En 2010, l’équipage de la Station spatiale internationale (ISS) reçoit un accès personnel et direct à Internet. L’ingénieur américain Timothy Creamer envoie un premier tweet depuis l’ISS. En 2016, des millions d’internautes savourent l’interprétation de la chanson Space Oddity par l’astronaute canadien Chris Hadfield enregistrée à bord de l’ISS.

L’ISS communique avec la Terre par radiofréquence en s’appuyant sur une constellation de satellites placés en orbite géosynchrone (c’est-à-dire qui se déplacent dans le même sens que la Terre) appelés “Tracking and Data Relay Satellite” (TDRS), et des antennes au sol situées aux Etats-Unis, au Nouveau-Mexique et à Guam, une île de l’océan Pacifique. L’Europe, la Russie et la Chine possèdent des systèmes assurant la même fonction respectivement baptisés “European Data Relay System” (EDRS), Loutch et Tianlian. La modernisation des équipements et logiciels de la station spatiale et des stations au sol permet à l’agence étatsunienne d’augmenter progressivement la quantité de données pouvant être échangées, jusqu’à atteindre un débit de données, reçues et envoyées, de 600 mégabits par seconde en 2019, soit un débit supérieur à celui offert par la fibre optique dans la plupart des foyers.

Des ondes radio aux lasers infrarouges

Les projets spatiaux envisagés et initiés actuellement concernent l’orbite terrestre à partir de laquelle évolue l’ISS (408km), ainsi que des zones mille fois (Lune) voire des centaines de milliers de fois (Mars) plus éloignées. Les missions génèrent et collectent des données en volumes là aussi beaucoup plus grands. Ces facteurs entraînent une augmentation des besoins de capacités de communication dans et avec l’espace, qui reposent aujourd’hui principalement sur les ondes radio.
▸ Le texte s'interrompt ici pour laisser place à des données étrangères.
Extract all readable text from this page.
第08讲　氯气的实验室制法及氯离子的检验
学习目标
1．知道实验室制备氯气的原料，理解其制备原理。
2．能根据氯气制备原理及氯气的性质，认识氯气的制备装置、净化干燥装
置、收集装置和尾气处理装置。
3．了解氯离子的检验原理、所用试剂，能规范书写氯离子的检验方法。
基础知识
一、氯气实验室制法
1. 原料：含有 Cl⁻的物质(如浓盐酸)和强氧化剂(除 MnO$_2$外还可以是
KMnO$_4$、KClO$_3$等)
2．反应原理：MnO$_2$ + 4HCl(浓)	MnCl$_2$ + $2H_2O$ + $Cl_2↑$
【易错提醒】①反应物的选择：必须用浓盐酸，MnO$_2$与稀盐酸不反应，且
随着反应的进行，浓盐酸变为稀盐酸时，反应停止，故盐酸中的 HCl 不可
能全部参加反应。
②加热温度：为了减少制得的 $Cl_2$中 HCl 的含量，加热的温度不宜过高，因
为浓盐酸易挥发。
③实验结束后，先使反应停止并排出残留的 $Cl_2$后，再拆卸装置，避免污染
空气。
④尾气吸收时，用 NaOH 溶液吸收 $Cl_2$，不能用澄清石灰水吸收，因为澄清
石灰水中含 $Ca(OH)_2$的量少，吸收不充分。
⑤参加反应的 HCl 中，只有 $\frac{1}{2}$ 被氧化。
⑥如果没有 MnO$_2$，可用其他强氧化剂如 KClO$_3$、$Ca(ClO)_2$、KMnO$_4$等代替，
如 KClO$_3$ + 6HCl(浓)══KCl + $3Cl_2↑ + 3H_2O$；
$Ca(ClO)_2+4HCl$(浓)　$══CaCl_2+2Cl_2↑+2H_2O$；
Les agences spatiales expérimentent la communication par laser, censée passer de 10 à 100 les débits de données tout en réduisant la taille et le poids des outils de communication et la puissance électrique nécessaire pour les faire fonctionner. La mission Opals (Optical Payload for Lasercomm Science) de la Nasa démontre en 2014, la faisabilité de l’échange de données entre véhicules spatiaux et stations terriennes par le biais de systèmes de communication optique.

Le prochain démonstrateur de la Nasa, nommé “Laser Communications Relay Demonstration” (LCRD), doit permettre de tester les capacités de ces systèmes pour des cas d’usage similaires à ceux du système TDRS. Dans un premier temps, il doit “s’entraîner” en relayant des données entre deux stations au sol, situées en Californie et à Hawaï. A partir de juin 2021, embarqué sur un satellite expérimental de l’US Air Force, mis en orbite par le lanceur Atlas V 551, il doit relayer des données entre les missions spatiales et la Terre. La première utilisation opérationnelle prévue consiste à transmettre à une station au sol les données reçues via l’Illuma-T. Ce dernier, un terminal optique hébergé sur l’ISS, reçoit des données scientifiques à haute résolution recueillies dans le cadre d’expériences et par des instruments à bord du laboratoire.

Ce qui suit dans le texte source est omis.